Currently, Fannie Mae and Freddie Mac finance Manufactured Housing Communities (MHCs) – where residents own their homes and lease the pad on which the house is situated – only when the owner offers protections to tenants, the FHFA said in the RFI.
These protections include renewable lease terms, advance notice of rental payment increases or sale of a manufactured housing community, and rights regarding the sale of their manufactured homes.
The Lincoln Institute of Land Policy also sent a letter to the FHFA, with other four organizations, including the American Council for an Energy-Efficient Economy, Housing Assistance Council, Local Initiatives Support Corporation and Prosperity Now.
The group recommended that Fannie Mae and Freddie Mac explore additional options to strengthen their protections by retaining the 60-day advanced notice period for a planned sale while establishing a 180-day notice for planned closures. “We also recommend that tenants, nonprofits and public entities have the right to match any MHC purchase offer within 180 days of when an MHC with an Enterprise-backed loan is sold.”
The organizations suggest that FHFA should set forth measures to prevent landlords from refusing to rent to someone because of their source of income; require notice at least 30 days before rent increases; eliminate unnecessary fees that prevent tenants from applying; and establish just-cause requirements to prohibit landlords from evicting renters for specific discriminatory reasons.
A federal government push
In January, the White House launched the ‘resident-centered housing challenge,’ which urged housing providers and local governments to step up their policies to protect tenants as rent prices soared.
To illustrate the challenge, a recent Redfin report showed that the U.S. rental market has been slowing for over a year, but the median asking rent in June of $2,029 was not far off the record $2,053 in August 2022.
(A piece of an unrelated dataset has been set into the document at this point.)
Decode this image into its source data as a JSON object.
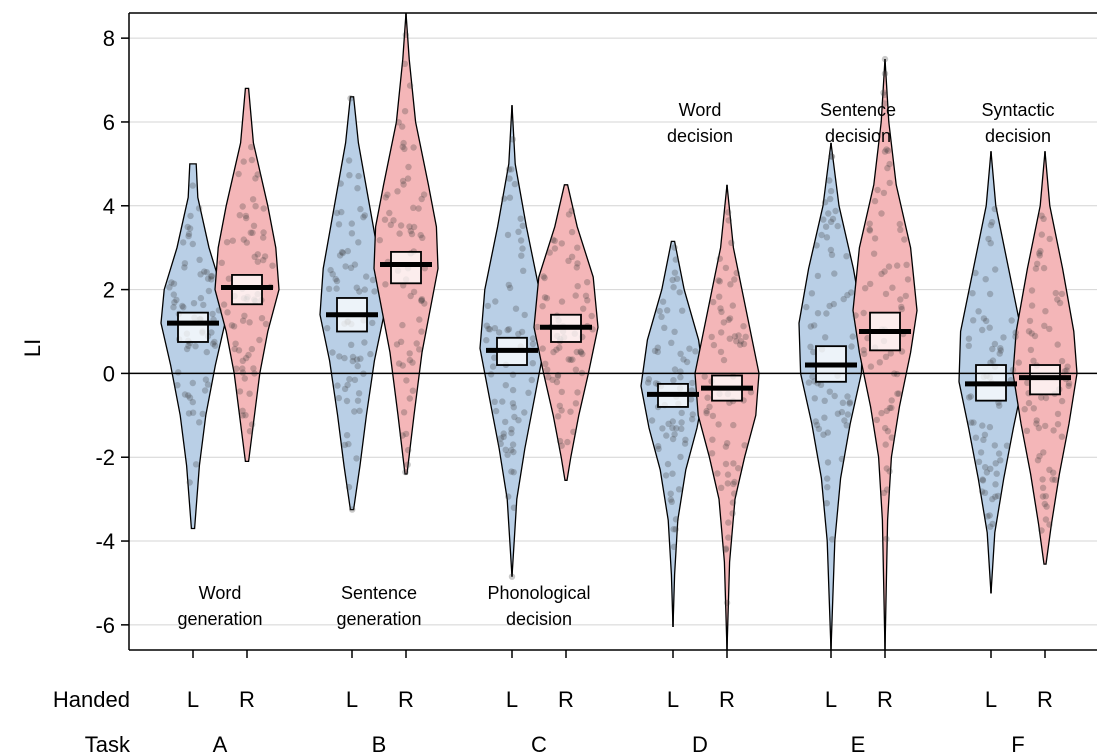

According to the White House, roughly 35% of the U.S. population — or over 44 million households – live in rental housing. Nearly one-third of all rental units nationwide are financed with federally backed-mortgages.
The FHFA said in its request for input that the GSEs’ responsibility is to “not only ensure liquidity is available for affordable rental housing but also to address challenges faced by tenants and property owners in the multifamily housing market.”
The RFI states that the GSEs have voluntary rent restriction programs in place that preserve affordable housing.
Freddie Mac offers flexible credit terms to borrowers who agree to preserve affordable rent levels on a portion of units at a multifamily property for a specified period. Meanwhile, Fannie Mae has a program that requires multifamily borrowers to restrict rents in 20% of units for tenants with incomes at or below 80% of an area median income (AMI).